La Somalia è tornata nelle mani di un governo che non ha mai governato: quell'autorità costituita nel 2004 - che sembra aver riunito in sé tutti i signori della guerra somali - come "Governo di Transizione" su mandato della comunità internazionale, allo scopo di formare un governo in grado di prendere in mano le redini della complessa situazione politica del paese. Inutilmente. Nel vuoto istituzionale si sono inserite le Corti Islamiche e man mano che esse guadagnavano terreno il "governo" si è mosso dal Kenya, dove era stato costituito, a Baidoa, una cittadina vicina al confine etiope.

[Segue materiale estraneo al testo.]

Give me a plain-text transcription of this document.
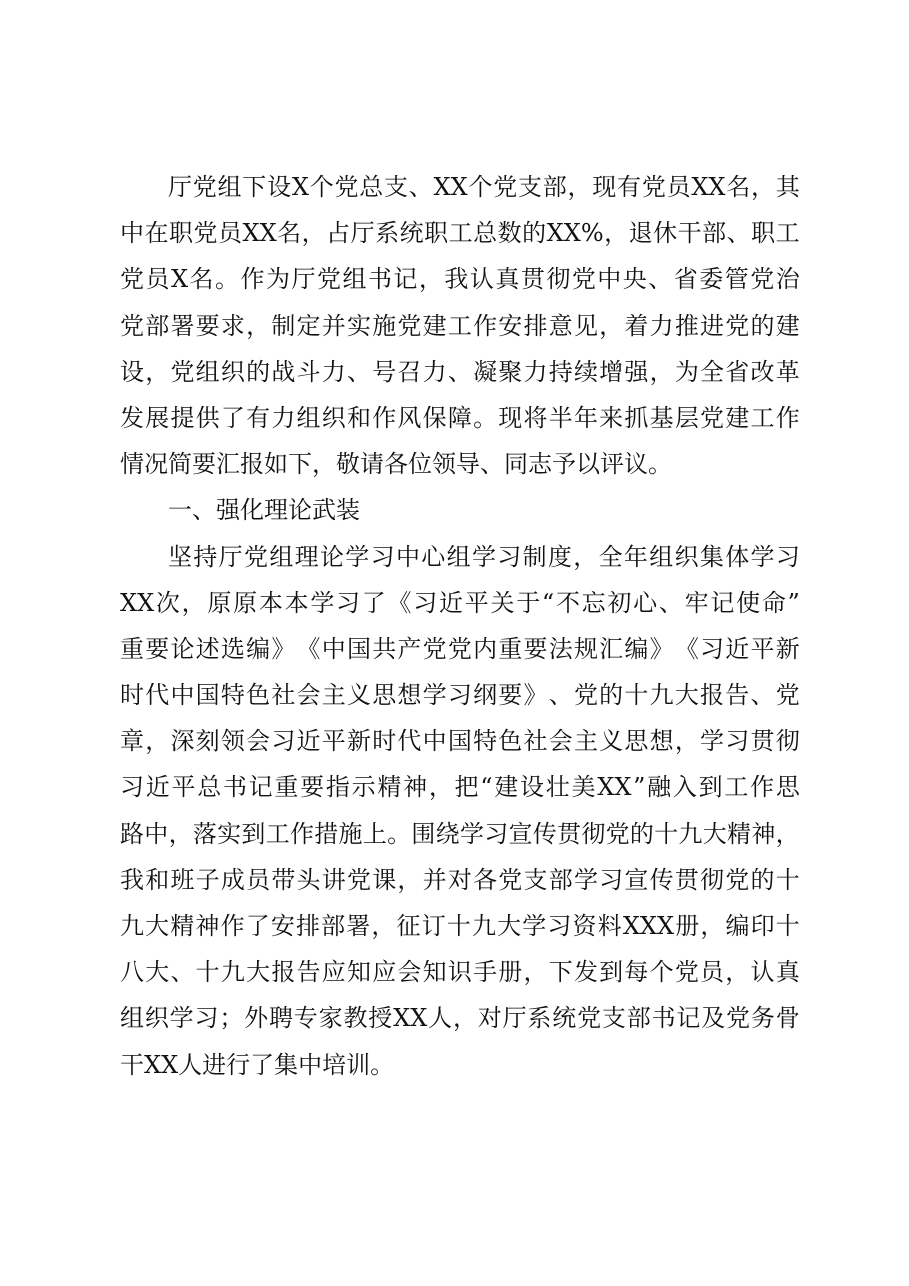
厅 党 组 下 设 X 个 党 总 支 、 XX 个 党 支 部 ， 现 有 党 员 XX 名 ， 其
中 在 职 党 员 XX 名 ， 占 厅 系 统 职 工 总 数 的 XX% ， 退 休 干 部 、 职 工
党 员 X 名 。 作 为 厅 党 组 书 记 ， 我 认 真 贯 彻 党 中 央 、 省 委 管 党 治
党 部 署 要 求 ， 制 定 并 实 施 党 建 工 作 安 排 意 见 ， 着 力 推 进 党 的 建
设 ， 党 组 织 的 战 斗 力 、 号 召 力 、 凝 聚 力 持 续 增 强 ， 为 全 省 改 革
发 展 提 供 了 有 力 组 织 和 作 风 保 障 。 现 将 半 年 来 抓 基 层 党 建 工 作
情况简要汇报如下，敬请各位领导、同志予以评议。
一、强化理论武装
坚 持 厅 党 组 理 论 学 习 中 心 组 学 习 制 度 ， 全 年 组 织 集 体 学 习
XX 次 ， 原 原 本 本 学 习 了 《 习 近 平 关 于 “ 不 忘 初 心 、 牢 记 使 命 ”
重 要 论 述 选 编 》 《 中 国 共 产 党 党 内 重 要 法 规 汇 编 》 《 习 近 平 新
时 代 中 国 特 色 社 会 主 义 思 想 学 习 纲 要 》 、 党 的 十 九 大 报 告 、 党
章 ， 深 刻 领 会 习 近 平 新 时 代 中 国 特 色 社 会 主 义 思 想 ， 学 习 贯 彻
习 近 平 总 书 记 重 要 指 示 精 神 ， 把 “ 建 设 壮 美 XX ” 融 入 到 工 作 思
路 中 ， 落 实 到 工 作 措 施 上 。 围 绕 学 习 宣 传 贯 彻 党 的 十 九 大 精 神 ，
我 和 班 子 成 员 带 头 讲 党 课 ， 并 对 各 党 支 部 学 习 宣 传 贯 彻 党 的 十
九 大 精 神 作 了 安 排 部 署 ， 征 订 十 九 大 学 习 资 料 XXX 册 ， 编 印 十
八 大 、 十 九 大 报 告 应 知 应 会 知 识 手 册 ， 下 发 到 每 个 党 员 ， 认 真
组 织 学 习 ； 外 聘 专 家 教 授 XX 人 ， 对 厅 系 统 党 支 部 书 记 及 党 务 骨
干XX人进行了集中培训。
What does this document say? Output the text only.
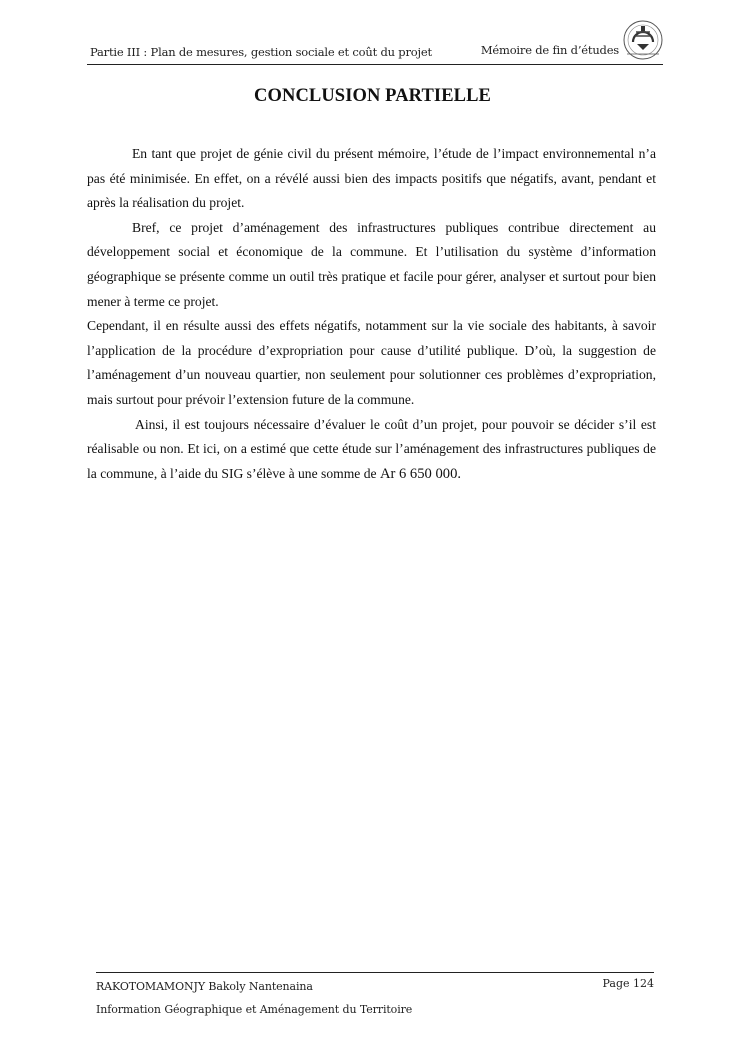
Partie III : Plan de mesures, gestion sociale et coût du projet	Mémoire de fin d’études
CONCLUSION PARTIELLE

En tant que projet de génie civil du présent mémoire, l’étude de l’impact environnemental n’a pas été minimisée. En effet, on a révélé aussi bien des impacts positifs que négatifs, avant, pendant et après la réalisation du projet.

Bref, ce projet d’aménagement des infrastructures publiques contribue directement au développement social et économique de la commune. Et l’utilisation du système d’information géographique se présente comme un outil très pratique et facile pour gérer, analyser et surtout pour bien mener à terme ce projet.

Cependant, il en résulte aussi des effets négatifs, notamment sur la vie sociale des habitants, à savoir l’application de la procédure d’expropriation pour cause d’utilité publique. D’où, la suggestion de l’aménagement d’un nouveau quartier, non seulement pour solutionner ces problèmes d’expropriation, mais surtout pour prévoir l’extension future de la commune.

Ainsi, il est toujours nécessaire d’évaluer le coût d’un projet, pour pouvoir se décider s’il est réalisable ou non. Et ici, on a estimé que cette étude sur l’aménagement des infrastructures publiques de la commune, à l’aide du SIG s’élève à une somme de Ar 6 650 000.

RAKOTOMAMONJY Bakoly Nantenaina
Information Géographique et Aménagement du Territoire
Page 124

Sarebbero stati proprio gli americani, che per ragioni di interesse strategico e probabilmente anche economico avrebbero armato i signori della guerra (coloro cioè che si contendevano le spoglie dell'ex repubblica somala). La Somalia è infatti al centro della regione del Corno d'Africa e controlla il passaggio fra l'Oceano Indiano e il Mar Rosso; inoltre importanti rilevamenti geologici fatti poco prima della caduta di Siad Barre - di cui però la stampa internazionale non parla - mostrano che ci sono nella zona vasti giacimenti di petrolio; c'è quindi la possibilità che questa regione diventi un inferno di conflitti e interessi incrociati simile al medioriente.

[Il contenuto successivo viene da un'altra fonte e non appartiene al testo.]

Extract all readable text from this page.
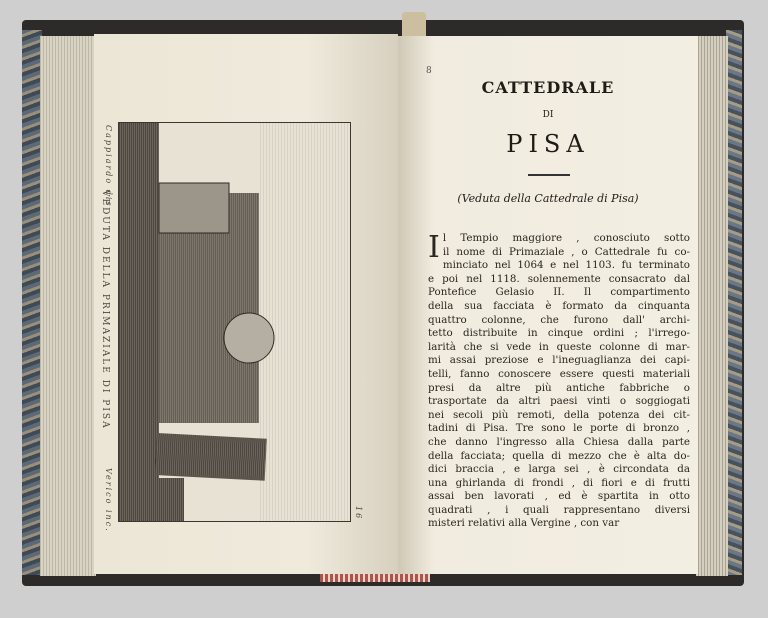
Cappiardo dis.
VEDUTA DELLA PRIMAZIALE DI PISA
Verico inc.	16
8
CATTEDRALE
DI
PISA
(Veduta della Cattedrale di Pisa)
I l Tempio maggiore , conosciuto sotto
il nome di Primaziale , o Cattedrale fu co-
minciato nel 1064 e nel 1103. fu terminato
e poi nel 1118. solennemente consacrato dal
Pontefice Gelasio II. Il compartimento
della sua facciata è formato da cinquanta
quattro colonne, che furono dall' archi-
tetto distribuite in cinque ordini ; l'irrego-
larità che si vede in queste colonne di mar-
mi assai preziose e l'ineguaglianza dei capi-
telli, fanno conoscere essere questi materiali
presi da altre più antiche fabbriche o
trasportate da altri paesi vinti o soggiogati
nei secoli più remoti, della potenza dei cit-
tadini di Pisa. Tre sono le porte di bronzo ,
che danno l'ingresso alla Chiesa dalla parte
della facciata; quella di mezzo che è alta do-
dici braccia , e larga sei , è circondata da
una ghirlanda di frondi , di fiori e di frutti
assai ben lavorati , ed è spartita in otto
quadrati , i quali rappresentano diversi
misteri relativi alla Vergine , con var
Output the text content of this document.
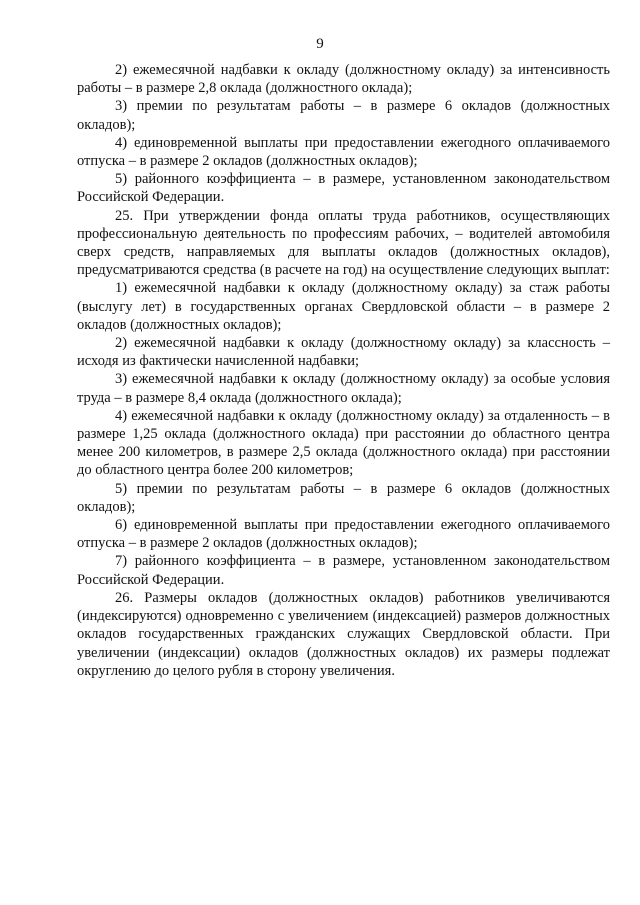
9

2) ежемесячной надбавки к окладу (должностному окладу) за интенсивность работы – в размере 2,8 оклада (должностного оклада);

3) премии по результатам работы – в размере 6 окладов (должностных окладов);

4) единовременной выплаты при предоставлении ежегодного оплачиваемого отпуска – в размере 2 окладов (должностных окладов);

5) районного коэффициента – в размере, установленном законодательством Российской Федерации.

25. При утверждении фонда оплаты труда работников, осуществляющих профессиональную деятельность по профессиям рабочих, – водителей автомобиля сверх средств, направляемых для выплаты окладов (должностных окладов), предусматриваются средства (в расчете на год) на осуществление следующих выплат:

1) ежемесячной надбавки к окладу (должностному окладу) за стаж работы (выслугу лет) в государственных органах Свердловской области – в размере 2 окладов (должностных окладов);

2) ежемесячной надбавки к окладу (должностному окладу) за классность – исходя из фактически начисленной надбавки;

3) ежемесячной надбавки к окладу (должностному окладу) за особые условия труда – в размере 8,4 оклада (должностного оклада);

4) ежемесячной надбавки к окладу (должностному окладу) за отдаленность – в размере 1,25 оклада (должностного оклада) при расстоянии до областного центра менее 200 километров, в размере 2,5 оклада (должностного оклада) при расстоянии до областного центра более 200 километров;

5) премии по результатам работы – в размере 6 окладов (должностных окладов);

6) единовременной выплаты при предоставлении ежегодного оплачиваемого отпуска – в размере 2 окладов (должностных окладов);

7) районного коэффициента – в размере, установленном законодательством Российской Федерации.

26. Размеры окладов (должностных окладов) работников увеличиваются (индексируются) одновременно с увеличением (индексацией) размеров должностных окладов государственных гражданских служащих Свердловской области. При увеличении (индексации) окладов (должностных окладов) их размеры подлежат округлению до целого рубля в сторону увеличения.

I signori della guerra, dopo aver scatenato una caccia all'islamico, avrebbero, al contrario, ottenuto l'effetto di saldare l'unità popolare a favore delle Corti e contro le loro operazioni. "La loro sconfitta portò al governo dell'Unione delle Corti Islamiche (UIC), il controllo di Mogadiscio e grande favore popolare dopo 17 anni di vuoto amministrativo" così commenta Altrenotizie, testata giornalistica indipendente online (www.altrenotizie.org). Oggi "la maggioranza delle forze degli islamisti è stata distrutta, le Corti islamiche (che in realtà rappresentano la grande maggioranza dei somali e non una deriva estremista) non esistono più. Questa vittoria apre la strada a un nuovo avvenire", così si è espresso Ali Mohamed Gedi, primo ministro del governo di transizione, in una conferenza stampa nel centro di Mogadiscio, dove era entrato (29 dicembre) qualche ora prima con un convoglio di 22 mezzi, scortato da truppe lealiste, soldati etiopi, e dagli influenti anziani dei principali clan della capitale.

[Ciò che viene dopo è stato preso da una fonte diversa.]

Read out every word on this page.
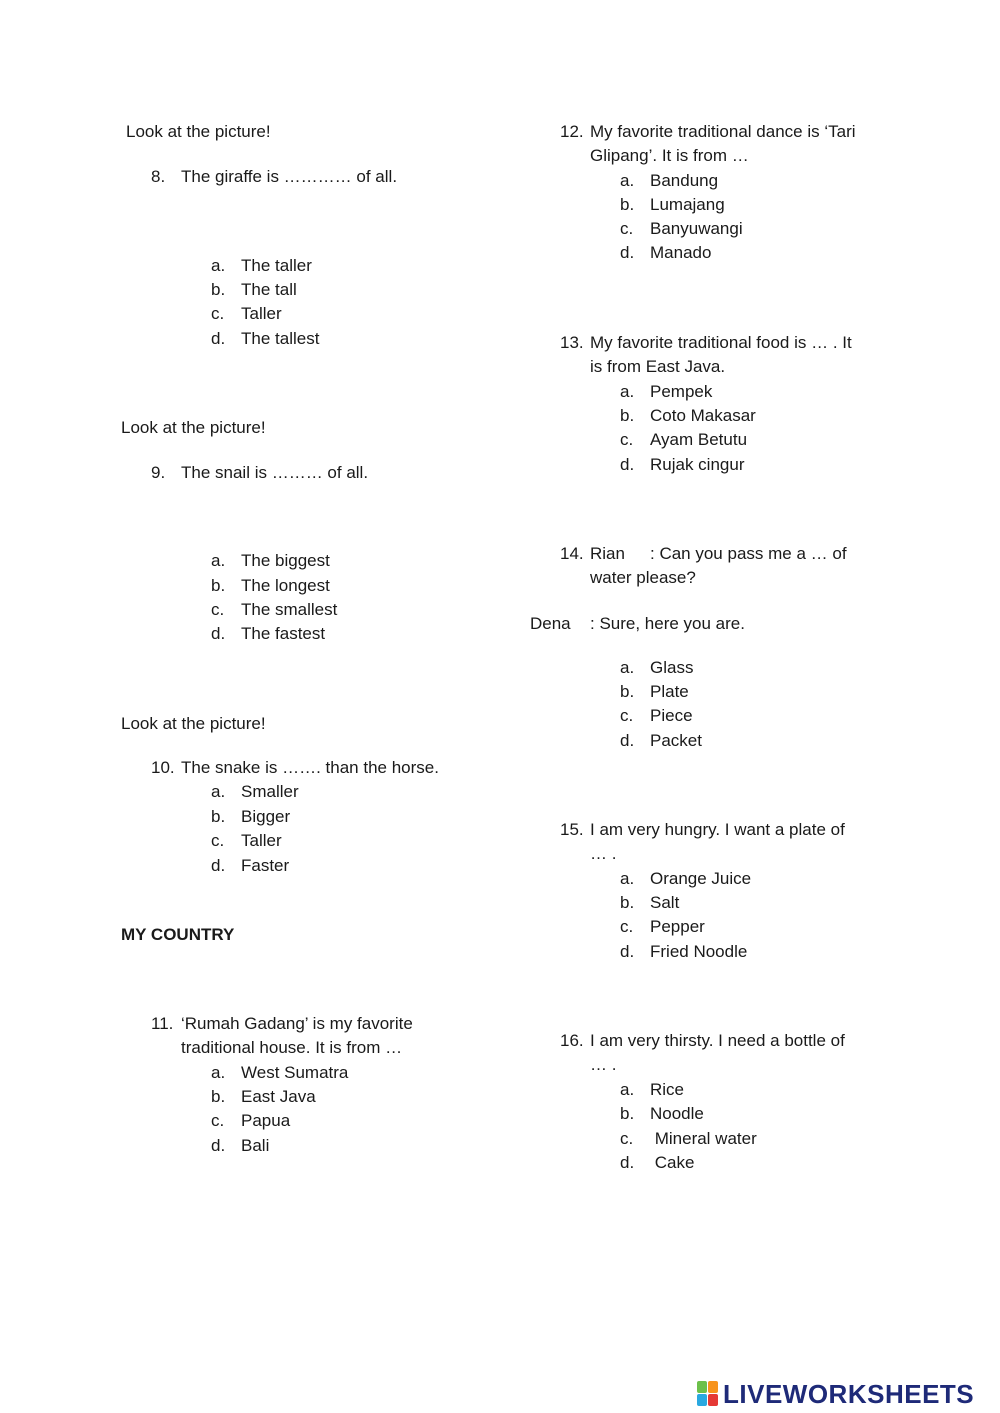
Look at the picture!
8. The giraffe is ………… of all.
a. The taller
b. The tall
c. Taller
d. The tallest
Look at the picture!
9. The snail is ……… of all.
a. The biggest
b. The longest
c. The smallest
d. The fastest
Look at the picture!
10. The snake is ……. than the horse.
a. Smaller
b. Bigger
c. Taller
d. Faster
MY COUNTRY
11. ‘Rumah Gadang’ is my favorite
traditional house. It is from …
a. West Sumatra
b. East Java
c. Papua
d. Bali
12. My favorite traditional dance is ‘Tari
Glipang’. It is from …
a. Bandung
b. Lumajang
c. Banyuwangi
d. Manado
13. My favorite traditional food is … . It
is from East Java.
a. Pempek
b. Coto Makasar
c. Ayam Betutu
d. Rujak cingur
14. Rian : Can you pass me a … of
water please?
Dena : Sure, here you are.
a. Glass
b. Plate
c. Piece
d. Packet
15. I am very hungry. I want a plate of
… .
a. Orange Juice
b. Salt
c. Pepper
d. Fried Noodle
16. I am very thirsty. I need a bottle of
… .
a. Rice
b. Noodle
c. Mineral water
d. Cake
LIVEWORKSHEETS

Il governo federale di transizione, appoggiato dalle forze etiopiche, è tornato a controllare "il sud e il centro della Somalia", dopo la presa (1 gennaio), del porto strategico di Chisimaio (Kismaayo, secondo altre dizioni), ultima roccaforte dei miliziani delle Corti islamiche che lo avevano occupato tre mesi fa. Il governo di transizione ha anche chiesto l'invio rapido di una forza di pace africana - esistente sulla carta ma mai operativa - rinnovando la proposta di un'amnistia ai miliziani se saranno pronti alla resa e ribadendo la volontà di "ristabilire la legge e l'ordine" in tutto il paese, a cominciare da Mogadiscio.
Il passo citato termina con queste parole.